27.7.05

Esquisso

"(...) mas o amor era isso?tinha-se convencido de que queria morrer ao lado dela,e este sentimento era manifestamente excessivo.Não seria antes uma reacção histérica de um homem que,ao aperceber-se,no seu foro íntimo,da sua incapacidade para amar,comoçava a representar para si próprio a comédia do amor?(...)e numa situação em que qualquer homem a sério saberia como agir,censurava-se intimamente por hesitar e por assim privar o mais belo da sua vida de todo e qualquer significado.Censurava-se intimamente,mas acabou por pensar que,no fundo,não saber o que se deve querer é normal.Nunca se pode saber o que se deve querer porque só se tem uma vida que não pode ser comparada com vidas anteriores nem rectificada em vidas posteriores(...). Tudo se vive imediatamente pela primeira vez sem preparação.Como se um actor entrasse em cena sem nunca ter ensaido.
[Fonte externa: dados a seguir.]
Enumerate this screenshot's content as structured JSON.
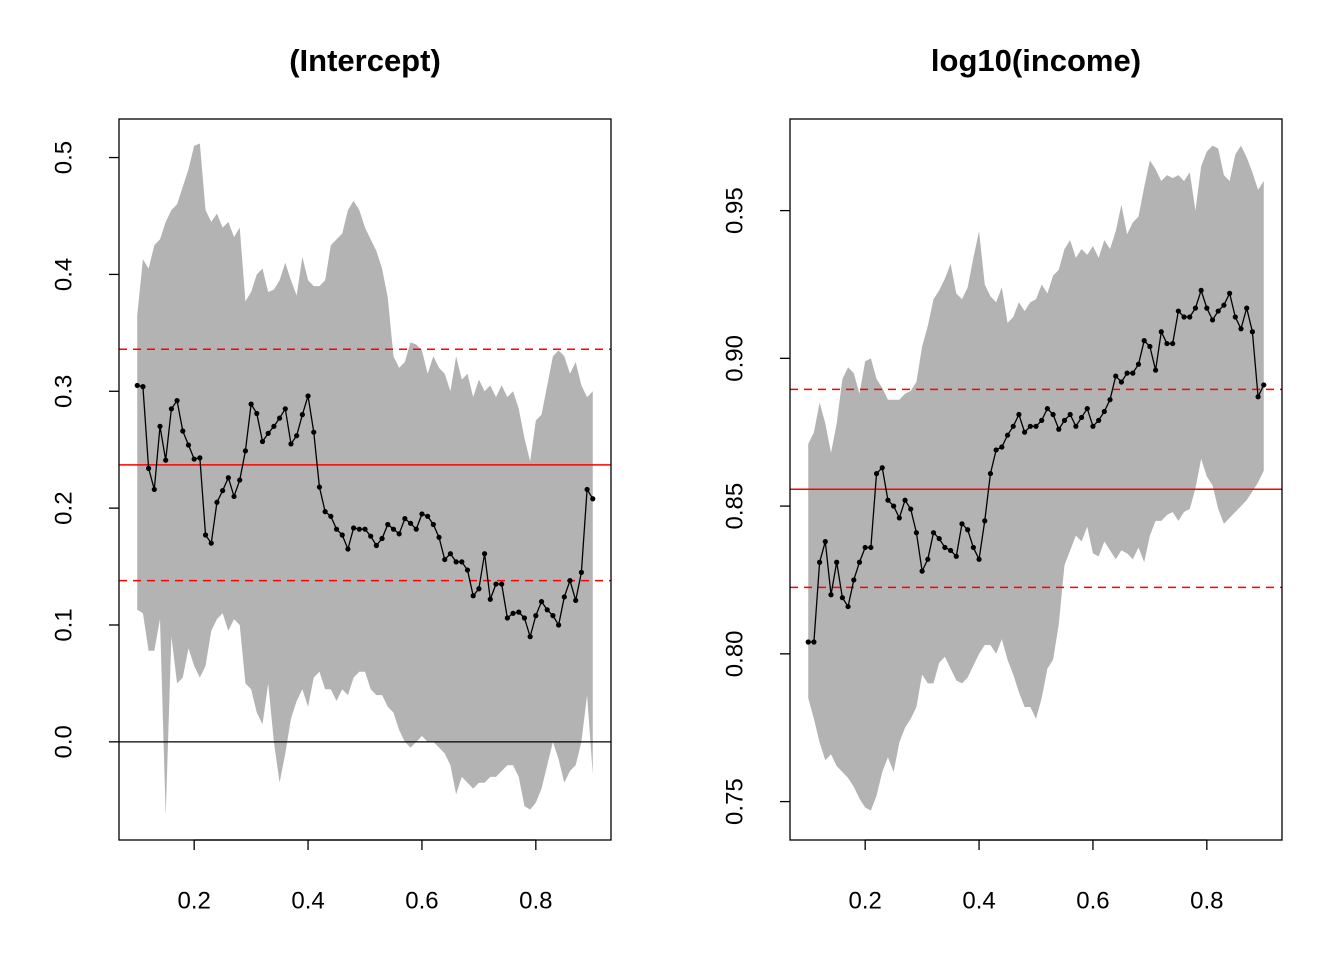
{
  "chart_data": [
    {
      "type": "line",
      "title": "(Intercept)",
      "x": [
        0.1,
        0.11,
        0.12,
        0.13,
        0.14,
        0.15,
        0.16,
        0.17,
        0.18,
        0.19,
        0.2,
        0.21,
        0.22,
        0.23,
        0.24,
        0.25,
        0.26,
        0.27,
        0.28,
        0.29,
        0.3,
        0.31,
        0.32,
        0.33,
        0.34,
        0.35,
        0.36,
        0.37,
        0.38,
        0.39,
        0.4,
        0.41,
        0.42,
        0.43,
        0.44,
        0.45,
        0.46,
        0.47,
        0.48,
        0.49,
        0.5,
        0.51,
        0.52,
        0.53,
        0.54,
        0.55,
        0.56,
        0.57,
        0.58,
        0.59,
        0.6,
        0.61,
        0.62,
        0.63,
        0.64,
        0.65,
        0.66,
        0.67,
        0.68,
        0.69,
        0.7,
        0.71,
        0.72,
        0.73,
        0.74,
        0.75,
        0.76,
        0.77,
        0.78,
        0.79,
        0.8,
        0.81,
        0.82,
        0.83,
        0.84,
        0.85,
        0.86,
        0.87,
        0.88,
        0.89,
        0.9
      ],
      "values": [
        0.305,
        0.304,
        0.234,
        0.216,
        0.27,
        0.241,
        0.285,
        0.292,
        0.266,
        0.254,
        0.242,
        0.243,
        0.177,
        0.17,
        0.205,
        0.215,
        0.226,
        0.21,
        0.224,
        0.249,
        0.289,
        0.281,
        0.257,
        0.264,
        0.27,
        0.277,
        0.285,
        0.255,
        0.262,
        0.28,
        0.296,
        0.265,
        0.218,
        0.197,
        0.193,
        0.182,
        0.177,
        0.165,
        0.183,
        0.182,
        0.182,
        0.176,
        0.168,
        0.174,
        0.186,
        0.182,
        0.178,
        0.191,
        0.187,
        0.182,
        0.195,
        0.193,
        0.186,
        0.175,
        0.156,
        0.161,
        0.154,
        0.154,
        0.147,
        0.125,
        0.131,
        0.161,
        0.122,
        0.135,
        0.135,
        0.106,
        0.11,
        0.111,
        0.106,
        0.09,
        0.108,
        0.12,
        0.113,
        0.108,
        0.1,
        0.124,
        0.138,
        0.121,
        0.145,
        0.216,
        0.208
      ],
      "upper": [
        0.365,
        0.413,
        0.405,
        0.425,
        0.43,
        0.445,
        0.455,
        0.46,
        0.475,
        0.49,
        0.51,
        0.512,
        0.455,
        0.445,
        0.452,
        0.44,
        0.445,
        0.432,
        0.44,
        0.377,
        0.385,
        0.4,
        0.405,
        0.385,
        0.387,
        0.395,
        0.41,
        0.395,
        0.382,
        0.415,
        0.395,
        0.39,
        0.39,
        0.395,
        0.425,
        0.43,
        0.435,
        0.455,
        0.463,
        0.455,
        0.44,
        0.43,
        0.42,
        0.405,
        0.38,
        0.33,
        0.32,
        0.325,
        0.342,
        0.34,
        0.335,
        0.315,
        0.33,
        0.32,
        0.315,
        0.3,
        0.33,
        0.31,
        0.315,
        0.295,
        0.31,
        0.3,
        0.305,
        0.295,
        0.305,
        0.295,
        0.3,
        0.285,
        0.26,
        0.24,
        0.275,
        0.28,
        0.305,
        0.33,
        0.335,
        0.33,
        0.315,
        0.325,
        0.305,
        0.295,
        0.3
      ],
      "lower": [
        0.113,
        0.11,
        0.078,
        0.078,
        0.105,
        -0.063,
        0.09,
        0.05,
        0.055,
        0.08,
        0.065,
        0.055,
        0.065,
        0.095,
        0.105,
        0.11,
        0.095,
        0.105,
        0.1,
        0.05,
        0.045,
        0.025,
        0.015,
        0.05,
        0.0,
        -0.035,
        -0.01,
        0.02,
        0.035,
        0.045,
        0.03,
        0.055,
        0.06,
        0.045,
        0.045,
        0.035,
        0.045,
        0.04,
        0.055,
        0.06,
        0.06,
        0.045,
        0.04,
        0.04,
        0.03,
        0.025,
        0.01,
        0.0,
        -0.005,
        0.0,
        0.005,
        0.0,
        0.0,
        -0.005,
        -0.01,
        -0.02,
        -0.045,
        -0.03,
        -0.035,
        -0.04,
        -0.035,
        -0.035,
        -0.03,
        -0.03,
        -0.025,
        -0.02,
        -0.02,
        -0.03,
        -0.055,
        -0.058,
        -0.052,
        -0.04,
        -0.02,
        0.0,
        -0.015,
        -0.035,
        -0.025,
        -0.02,
        0.0,
        0.04,
        -0.028
      ],
      "reference_line": 0.237,
      "reference_band": [
        0.138,
        0.336
      ],
      "zero_line": 0,
      "band_color": "#b3b3b3",
      "reference_color": "#ff0000",
      "color": "#000000",
      "xlim": [
        0.068,
        0.932
      ],
      "ylim": [
        -0.084,
        0.533
      ],
      "xticks": [
        0.2,
        0.4,
        0.6,
        0.8
      ],
      "yticks": [
        {
          "value": 0,
          "label": "0.0"
        },
        0.1,
        0.2,
        0.3,
        0.4,
        0.5
      ]
    },
    {
      "type": "line",
      "title": "log10(income)",
      "x": [
        0.1,
        0.11,
        0.12,
        0.13,
        0.14,
        0.15,
        0.16,
        0.17,
        0.18,
        0.19,
        0.2,
        0.21,
        0.22,
        0.23,
        0.24,
        0.25,
        0.26,
        0.27,
        0.28,
        0.29,
        0.3,
        0.31,
        0.32,
        0.33,
        0.34,
        0.35,
        0.36,
        0.37,
        0.38,
        0.39,
        0.4,
        0.41,
        0.42,
        0.43,
        0.44,
        0.45,
        0.46,
        0.47,
        0.48,
        0.49,
        0.5,
        0.51,
        0.52,
        0.53,
        0.54,
        0.55,
        0.56,
        0.57,
        0.58,
        0.59,
        0.6,
        0.61,
        0.62,
        0.63,
        0.64,
        0.65,
        0.66,
        0.67,
        0.68,
        0.69,
        0.7,
        0.71,
        0.72,
        0.73,
        0.74,
        0.75,
        0.76,
        0.77,
        0.78,
        0.79,
        0.8,
        0.81,
        0.82,
        0.83,
        0.84,
        0.85,
        0.86,
        0.87,
        0.88,
        0.89,
        0.9
      ],
      "values": [
        0.804,
        0.804,
        0.831,
        0.838,
        0.82,
        0.831,
        0.819,
        0.816,
        0.825,
        0.831,
        0.836,
        0.836,
        0.861,
        0.863,
        0.852,
        0.85,
        0.846,
        0.852,
        0.849,
        0.841,
        0.828,
        0.832,
        0.841,
        0.839,
        0.836,
        0.835,
        0.833,
        0.844,
        0.842,
        0.836,
        0.832,
        0.845,
        0.861,
        0.869,
        0.87,
        0.874,
        0.877,
        0.881,
        0.875,
        0.877,
        0.877,
        0.879,
        0.883,
        0.881,
        0.876,
        0.879,
        0.881,
        0.877,
        0.88,
        0.883,
        0.877,
        0.879,
        0.882,
        0.886,
        0.894,
        0.892,
        0.895,
        0.895,
        0.898,
        0.906,
        0.904,
        0.896,
        0.909,
        0.905,
        0.905,
        0.916,
        0.914,
        0.914,
        0.917,
        0.923,
        0.917,
        0.913,
        0.916,
        0.918,
        0.922,
        0.914,
        0.91,
        0.917,
        0.909,
        0.887,
        0.891
      ],
      "upper": [
        0.871,
        0.875,
        0.885,
        0.878,
        0.868,
        0.878,
        0.893,
        0.897,
        0.895,
        0.888,
        0.899,
        0.9,
        0.893,
        0.89,
        0.886,
        0.886,
        0.886,
        0.888,
        0.889,
        0.892,
        0.904,
        0.911,
        0.92,
        0.923,
        0.927,
        0.932,
        0.922,
        0.92,
        0.924,
        0.934,
        0.943,
        0.925,
        0.921,
        0.919,
        0.924,
        0.912,
        0.914,
        0.919,
        0.916,
        0.919,
        0.92,
        0.925,
        0.922,
        0.928,
        0.93,
        0.937,
        0.94,
        0.934,
        0.937,
        0.935,
        0.938,
        0.934,
        0.94,
        0.937,
        0.943,
        0.952,
        0.942,
        0.946,
        0.948,
        0.958,
        0.967,
        0.964,
        0.96,
        0.962,
        0.961,
        0.962,
        0.96,
        0.963,
        0.95,
        0.965,
        0.97,
        0.972,
        0.971,
        0.962,
        0.96,
        0.969,
        0.972,
        0.968,
        0.963,
        0.957,
        0.96
      ],
      "lower": [
        0.785,
        0.778,
        0.77,
        0.764,
        0.766,
        0.762,
        0.76,
        0.758,
        0.755,
        0.751,
        0.748,
        0.747,
        0.752,
        0.76,
        0.765,
        0.76,
        0.77,
        0.775,
        0.778,
        0.782,
        0.793,
        0.79,
        0.79,
        0.797,
        0.799,
        0.795,
        0.791,
        0.79,
        0.792,
        0.796,
        0.8,
        0.803,
        0.803,
        0.8,
        0.805,
        0.798,
        0.793,
        0.787,
        0.782,
        0.782,
        0.778,
        0.785,
        0.795,
        0.798,
        0.81,
        0.83,
        0.835,
        0.84,
        0.838,
        0.843,
        0.834,
        0.833,
        0.838,
        0.835,
        0.832,
        0.835,
        0.834,
        0.832,
        0.836,
        0.831,
        0.84,
        0.845,
        0.845,
        0.847,
        0.848,
        0.845,
        0.848,
        0.849,
        0.856,
        0.866,
        0.86,
        0.857,
        0.849,
        0.844,
        0.846,
        0.848,
        0.85,
        0.852,
        0.855,
        0.858,
        0.862
      ],
      "reference_line": 0.8557,
      "reference_band": [
        0.8225,
        0.8895
      ],
      "band_color": "#b3b3b3",
      "reference_color": "#ff0000",
      "color": "#000000",
      "xlim": [
        0.068,
        0.932
      ],
      "ylim": [
        0.737,
        0.981
      ],
      "xticks": [
        0.2,
        0.4,
        0.6,
        0.8
      ],
      "yticks": [
        0.75,
        {
          "value": 0.8,
          "label": "0.80"
        },
        0.85,
        {
          "value": 0.9,
          "label": "0.90"
        },
        0.95
      ]
    }
  ]
}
Mas o que vale a vida se o primeiro ensaio da vida já é a própria vida?é o que faz com que a vida pareça sempre um esquisso.Mas nem mesmo esquisso é a palavra certa, porque um esquisso é sempre um esboço de alguma coisa,enquanto que o esquisso que a nossa vida é,não é esquisso de nada,é um esboço sem quadro.Tomas repete em silência o provérbio alemão einmal ist keinmal,uma vez não conta,uma vez é nunca.Não poder viver senão uma vida é pura e simplesmente como não viver.